I'm trying to export large set of elasticsearch query results to csv with pandas. I'm taking about minimum of 1 million of records which needs to be exported. It is taking too much of time in execution, while checking the logs I see that pandas is taking too much of time while appending the data.
To achieve this I'm using scan helper function and split it into 5000 chunks, I'm able to extract all the elasticsearch data with infinite scroll with this
My code looks like:
for hit in scan(elastic_client, index=index, query=query, scroll='20h', clear_scroll=True, size=5000):
scan_source_data = hit["_source"]
scan_id = hit["_id"]
scan_doc_data = pandas.Series(scan_source_data, name=scan_id)
scan_docs = scan_docs.append(scan_doc_data)
scan_docs.to_csv("/tmp/scandocs.csv", ",")
When I checked the logs:
[2021-08-26 08:10:51,876: INFO/ForkPoolWorker-1] POST https://search-52bt6xrhhsi.ap-south-1.es.amazonaws.com:443/server-logs/_search?scroll=20h&size=5000 [status:200 request:0.814s]
[2021-08-26 08:13:39,213: INFO/ForkPoolWorker-1] POST https://search-52bt6xrhhsi.ap-south-1.es.amazonaws.com:443/_search/scroll [status:200 request:0.653s]
[2021-08-26 08:17:50,795: INFO/ForkPoolWorker-1] POST https://search-52bt6xrhhsi.ap-south-1.es.amazonaws.com:443/_search/scroll [status:200 request:0.813s]
[2021-08-26 08:23:15,433: INFO/ForkPoolWorker-1] POST https://search-52bt6xrhhsi.ap-south-1.es.amazonaws.com:443/_search/scroll [status:200 request:0.554s]
[2021-08-26 08:30:25,491: INFO/ForkPoolWorker-1] POST https://search-52bt6xrhhsi.ap-south-1.es.amazonaws.com:443/_search/scroll [status:200 request:0.585s]
[2021-08-26 08:38:42,866: INFO/ForkPoolWorker-1] POST https://search-52bt6xrhhsi.ap-south-1.es.amazonaws.com:443/_search/scroll [status:200 request:0.483s]
As you can see first 5000 chunk took 3 minutes, next 5000 chunk took 4 minutes, next one 6 minutes, next 8 minutes and this time increases when the size of the append increases.
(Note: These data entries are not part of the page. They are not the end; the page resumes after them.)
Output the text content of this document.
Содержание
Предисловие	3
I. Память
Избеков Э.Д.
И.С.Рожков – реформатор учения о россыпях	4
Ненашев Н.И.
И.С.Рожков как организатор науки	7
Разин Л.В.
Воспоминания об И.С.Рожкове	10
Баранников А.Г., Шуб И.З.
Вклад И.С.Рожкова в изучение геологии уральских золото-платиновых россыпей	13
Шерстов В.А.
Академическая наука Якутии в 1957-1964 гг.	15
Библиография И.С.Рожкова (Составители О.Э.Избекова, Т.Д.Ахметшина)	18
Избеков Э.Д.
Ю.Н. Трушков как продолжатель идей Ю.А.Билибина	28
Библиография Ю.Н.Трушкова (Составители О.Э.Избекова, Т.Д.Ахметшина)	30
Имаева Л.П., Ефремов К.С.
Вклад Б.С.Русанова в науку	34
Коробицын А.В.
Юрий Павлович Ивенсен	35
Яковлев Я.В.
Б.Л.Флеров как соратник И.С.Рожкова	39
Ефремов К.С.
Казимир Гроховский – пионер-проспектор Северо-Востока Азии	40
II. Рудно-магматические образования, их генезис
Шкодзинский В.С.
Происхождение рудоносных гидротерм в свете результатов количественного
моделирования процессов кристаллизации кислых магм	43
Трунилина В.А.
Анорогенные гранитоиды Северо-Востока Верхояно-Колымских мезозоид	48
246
I tried exporting around 50,000 records in one go it took around one and half hour to get the CSV. While trying to export 200,000 records I get time gap of 1 hour between two scroll queries run in the logs and was running for more than 24 hours.
I'm a newbie to python world and doesn't know much about it, but I'm sure there must be some better way.
I'm unable to find an optimised way to resolve this. Any info on this is appreciated. Thanks.